Jegede: Exactly. We partnered with a lot of people. The health department is one of them. We have a memorandum of understanding with the City of Greensboro to provide health and wellness, where people can have an opportunity to do to learn habits that will keep them healthy. We have another memorandum of understanding with the Greensboro Housing Authority and we work with many other community-based organizations like churches and schools. All of us are are coming together to really work on this very, very daunting task.

HCI: North Carolina just expanded Medicaid recently. Will that have an impact on health equity in the state?

Jegede: Yes, as a result, we expect about 21,000 people to join our network as patients who will be qualified for Medicaid. We are hoping that that will give people the opportunity to have a primary care provider and be able to be screened and get wellness visits, and then we can begin to find things early and they don't come in when it is already too late.

HCI: In many markets around the country, there's a shortage of primary care physicians. So if you have an expansion of the number of people who might have access to primary care finally, is it a challenge to find enough providers to offer that service?

Jegede: It is a big challenge.
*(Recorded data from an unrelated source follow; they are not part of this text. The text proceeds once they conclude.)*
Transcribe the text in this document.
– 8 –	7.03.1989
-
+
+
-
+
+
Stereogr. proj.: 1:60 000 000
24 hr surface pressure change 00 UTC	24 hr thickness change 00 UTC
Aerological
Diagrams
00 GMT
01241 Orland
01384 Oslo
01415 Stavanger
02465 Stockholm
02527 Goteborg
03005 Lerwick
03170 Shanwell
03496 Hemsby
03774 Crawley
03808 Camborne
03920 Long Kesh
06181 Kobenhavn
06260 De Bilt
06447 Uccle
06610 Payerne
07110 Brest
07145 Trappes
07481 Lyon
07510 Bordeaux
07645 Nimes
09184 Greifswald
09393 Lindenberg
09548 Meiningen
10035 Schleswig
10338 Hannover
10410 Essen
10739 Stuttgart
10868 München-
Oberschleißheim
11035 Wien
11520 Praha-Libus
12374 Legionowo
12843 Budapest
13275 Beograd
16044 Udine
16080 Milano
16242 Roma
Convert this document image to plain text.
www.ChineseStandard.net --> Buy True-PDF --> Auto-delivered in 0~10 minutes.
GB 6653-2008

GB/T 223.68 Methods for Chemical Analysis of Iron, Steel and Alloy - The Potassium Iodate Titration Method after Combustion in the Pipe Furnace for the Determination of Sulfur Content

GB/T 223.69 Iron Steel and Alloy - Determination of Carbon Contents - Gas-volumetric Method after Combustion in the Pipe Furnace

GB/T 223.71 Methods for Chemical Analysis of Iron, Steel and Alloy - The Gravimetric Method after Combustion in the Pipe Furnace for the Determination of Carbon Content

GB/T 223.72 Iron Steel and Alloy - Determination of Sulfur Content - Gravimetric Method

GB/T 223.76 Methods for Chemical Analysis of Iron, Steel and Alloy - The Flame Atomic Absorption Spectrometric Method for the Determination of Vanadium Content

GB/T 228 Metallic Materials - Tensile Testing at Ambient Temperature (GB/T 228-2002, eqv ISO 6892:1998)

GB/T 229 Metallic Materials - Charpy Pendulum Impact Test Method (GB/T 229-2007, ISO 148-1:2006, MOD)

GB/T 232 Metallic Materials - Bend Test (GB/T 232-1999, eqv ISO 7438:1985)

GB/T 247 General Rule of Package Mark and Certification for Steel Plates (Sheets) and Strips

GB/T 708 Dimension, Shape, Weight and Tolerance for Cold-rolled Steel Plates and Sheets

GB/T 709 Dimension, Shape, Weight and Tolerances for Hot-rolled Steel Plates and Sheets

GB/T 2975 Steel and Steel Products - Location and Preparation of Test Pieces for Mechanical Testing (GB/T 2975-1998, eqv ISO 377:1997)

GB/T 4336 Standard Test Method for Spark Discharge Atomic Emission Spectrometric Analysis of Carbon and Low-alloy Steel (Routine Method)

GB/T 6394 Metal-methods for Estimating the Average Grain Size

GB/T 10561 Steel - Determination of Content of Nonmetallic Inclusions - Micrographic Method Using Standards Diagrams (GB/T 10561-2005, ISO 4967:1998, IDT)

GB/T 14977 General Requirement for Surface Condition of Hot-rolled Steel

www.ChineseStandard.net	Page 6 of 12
One of the things we think is going to help us is to expand our provider network and also to leverage technology. For example, we're going to have digital primary care access in the community to help bridge that gap so people can be screened at the community level and be connected to the primary care provider digitally.

HCI: Are there some challenges with gathering data about the disparities and sharing that data with clinicians?

Jegede: We have pretty robust data analysts at Cone Health and they do a great job in getting that internally generated data. The area where we may struggle is the population-based data because we have a lot of providers in our community, especially when it comes to the ACO, who are not on Epic. 

HCI: There’s a shift underway from fee for service to value-based care. Do you think that you have it set up so that your providers can be rewarded for working on these equity issues or is there more work to do to make that shift?

Jegede: I think it's a work in progress. The system is prepared to do full value-based care and we're working towards that. I know a lot of areas are still fee for service. But when we make that paradigm shift to value-based care, that is actually when we can do a lot of what we are talking about here — knowing that if we don't do that, then we have to spend a lot of money caring for people.